There has been a few trials in this domain, for example Elite/Frontier was (as far as i understand) using a set of tables for syllables, and randomly appending them together. Well, it was a bit more complex than that, but not much.
I wanted to test an idea that i had in mind for quite a while: generating "realistically" sounding names.
For that, i took a list of existing names: the minor planets list. It contains more than 10,000 names.
The algorithm analyzes this list to build a syllables table. The first step is called syllabification. For each word, it tries to split it into a set of syllables, according to some rules. As i haven't been able to find an algorithm to do that, i made my own. It uses a few simple rules based on the occurences of consonants and vowels, respectively c and v. x means "anything" and the dash symbol is used to separate the syllables. The rules i used are:
xvcvx => xvcv-x
xcvccx => xcv-ccx
xcvvcx => xcv-vcx
xvccvx => xvc-cvx
xcvcvx => xcv-cvx
xvvcvx => xvv-cvx
xvcccx => xvc-ccx
Application to a few examples:
Mikula => Mi-ku-la
Lucidor => Lu-ci-dor
Friederike => Fri-ede-ri-ke
Flammario => Fla-mma-rio
Minanomachi => Mi-na-no-ma-chi
Of course, it doesn't work perfectly and some words are not split at the correct position, so i'll have to improve the rules a bit. This is typically the kind of things that could take weeks to fine tune, and i do not want to waste my time on that now.
Weird syllables are discarded (1-character, more than 3 characters, or no-vowels syllables).
Once that step is done, a table is built.
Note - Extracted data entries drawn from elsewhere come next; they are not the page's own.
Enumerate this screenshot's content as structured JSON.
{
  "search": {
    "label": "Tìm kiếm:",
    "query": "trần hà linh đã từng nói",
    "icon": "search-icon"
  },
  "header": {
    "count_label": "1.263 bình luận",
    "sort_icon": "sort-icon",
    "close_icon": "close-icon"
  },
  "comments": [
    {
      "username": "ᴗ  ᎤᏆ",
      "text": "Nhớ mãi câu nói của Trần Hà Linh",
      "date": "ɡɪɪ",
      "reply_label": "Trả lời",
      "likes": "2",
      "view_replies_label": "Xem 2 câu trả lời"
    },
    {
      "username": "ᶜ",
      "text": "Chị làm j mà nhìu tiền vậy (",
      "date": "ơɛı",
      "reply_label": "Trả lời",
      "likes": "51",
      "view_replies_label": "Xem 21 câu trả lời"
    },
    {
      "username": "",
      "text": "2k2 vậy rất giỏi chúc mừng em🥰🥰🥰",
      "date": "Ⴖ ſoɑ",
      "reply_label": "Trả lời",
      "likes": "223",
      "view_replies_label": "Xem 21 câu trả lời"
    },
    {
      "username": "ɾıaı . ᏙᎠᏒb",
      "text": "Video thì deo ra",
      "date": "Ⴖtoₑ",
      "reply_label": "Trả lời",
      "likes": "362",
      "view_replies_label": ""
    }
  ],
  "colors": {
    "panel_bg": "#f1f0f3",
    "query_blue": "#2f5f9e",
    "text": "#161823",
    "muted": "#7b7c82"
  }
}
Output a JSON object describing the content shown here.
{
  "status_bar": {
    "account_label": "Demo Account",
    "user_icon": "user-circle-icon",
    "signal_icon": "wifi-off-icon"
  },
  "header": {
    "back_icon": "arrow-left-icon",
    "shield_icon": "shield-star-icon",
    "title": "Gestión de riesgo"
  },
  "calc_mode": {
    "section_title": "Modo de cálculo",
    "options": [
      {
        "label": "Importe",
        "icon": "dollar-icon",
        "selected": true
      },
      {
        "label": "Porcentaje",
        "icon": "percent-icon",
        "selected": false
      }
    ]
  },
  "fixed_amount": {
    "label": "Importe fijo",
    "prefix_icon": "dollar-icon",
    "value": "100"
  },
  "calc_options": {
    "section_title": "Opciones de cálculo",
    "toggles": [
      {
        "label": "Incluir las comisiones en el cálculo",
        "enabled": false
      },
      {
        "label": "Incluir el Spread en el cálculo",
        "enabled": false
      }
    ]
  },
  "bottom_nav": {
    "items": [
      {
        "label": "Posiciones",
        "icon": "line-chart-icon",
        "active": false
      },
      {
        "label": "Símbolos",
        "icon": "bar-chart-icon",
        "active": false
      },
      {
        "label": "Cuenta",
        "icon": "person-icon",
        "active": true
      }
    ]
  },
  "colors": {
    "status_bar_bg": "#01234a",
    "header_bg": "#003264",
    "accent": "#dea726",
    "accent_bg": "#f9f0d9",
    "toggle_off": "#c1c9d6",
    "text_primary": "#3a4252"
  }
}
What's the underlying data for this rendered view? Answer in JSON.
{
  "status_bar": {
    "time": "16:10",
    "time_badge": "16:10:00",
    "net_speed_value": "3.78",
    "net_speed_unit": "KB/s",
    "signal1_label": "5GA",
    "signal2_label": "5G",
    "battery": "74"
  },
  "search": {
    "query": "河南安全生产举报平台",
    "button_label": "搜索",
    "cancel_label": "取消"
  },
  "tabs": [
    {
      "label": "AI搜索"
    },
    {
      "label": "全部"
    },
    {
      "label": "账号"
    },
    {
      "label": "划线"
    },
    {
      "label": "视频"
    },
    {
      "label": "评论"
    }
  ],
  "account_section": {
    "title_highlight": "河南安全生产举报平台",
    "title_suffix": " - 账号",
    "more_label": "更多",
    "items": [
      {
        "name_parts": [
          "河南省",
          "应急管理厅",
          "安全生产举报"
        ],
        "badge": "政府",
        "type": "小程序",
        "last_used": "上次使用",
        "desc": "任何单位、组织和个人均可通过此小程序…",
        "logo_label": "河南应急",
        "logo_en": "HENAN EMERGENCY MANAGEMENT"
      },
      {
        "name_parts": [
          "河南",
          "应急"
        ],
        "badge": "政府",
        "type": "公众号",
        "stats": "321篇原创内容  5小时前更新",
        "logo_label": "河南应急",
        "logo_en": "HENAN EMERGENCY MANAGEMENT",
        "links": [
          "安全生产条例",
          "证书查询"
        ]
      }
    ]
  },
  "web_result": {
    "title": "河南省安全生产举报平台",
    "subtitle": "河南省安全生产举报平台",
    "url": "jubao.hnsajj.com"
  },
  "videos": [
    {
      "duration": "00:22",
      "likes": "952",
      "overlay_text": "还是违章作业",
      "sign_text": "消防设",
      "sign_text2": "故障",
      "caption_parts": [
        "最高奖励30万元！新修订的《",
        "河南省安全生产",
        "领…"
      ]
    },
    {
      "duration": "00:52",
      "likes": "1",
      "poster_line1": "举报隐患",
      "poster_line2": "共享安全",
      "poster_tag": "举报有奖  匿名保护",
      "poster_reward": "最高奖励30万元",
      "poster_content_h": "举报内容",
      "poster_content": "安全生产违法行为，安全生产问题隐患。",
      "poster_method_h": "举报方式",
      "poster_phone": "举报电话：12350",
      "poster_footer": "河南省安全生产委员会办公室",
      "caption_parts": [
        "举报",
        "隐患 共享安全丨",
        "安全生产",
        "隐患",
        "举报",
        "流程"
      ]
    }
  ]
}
It stores:
- for each syllable, the probability to have that syllable starting or ending the word
- for each syllable, a table with the list of potentially following syllables, all with their own "following" probability.
The name generator is pretty simple:
- it chooses a syllable pseudo-randomly given a seed, and according to the starting syllables probabilities;
- it chooses the next syllable given the previous syllable and its "following" probablities
- once the word is generated, if the last syllable is not a terminator, discard the whole name and retry.
As a result, some syllables have a high probability of following each other, and some combinations are not possible. Strange words should be avoided.
Here are a few examples of randomly generated names:
zizzarco, griesha, pomoko, butsuma, tsunelle, koukama, korolunon, josondivaik, eryanda, rochenqian, lanagy, almamelnius ...
It's not completely finished yet though: i also have to generate composite words, and words with special symbols.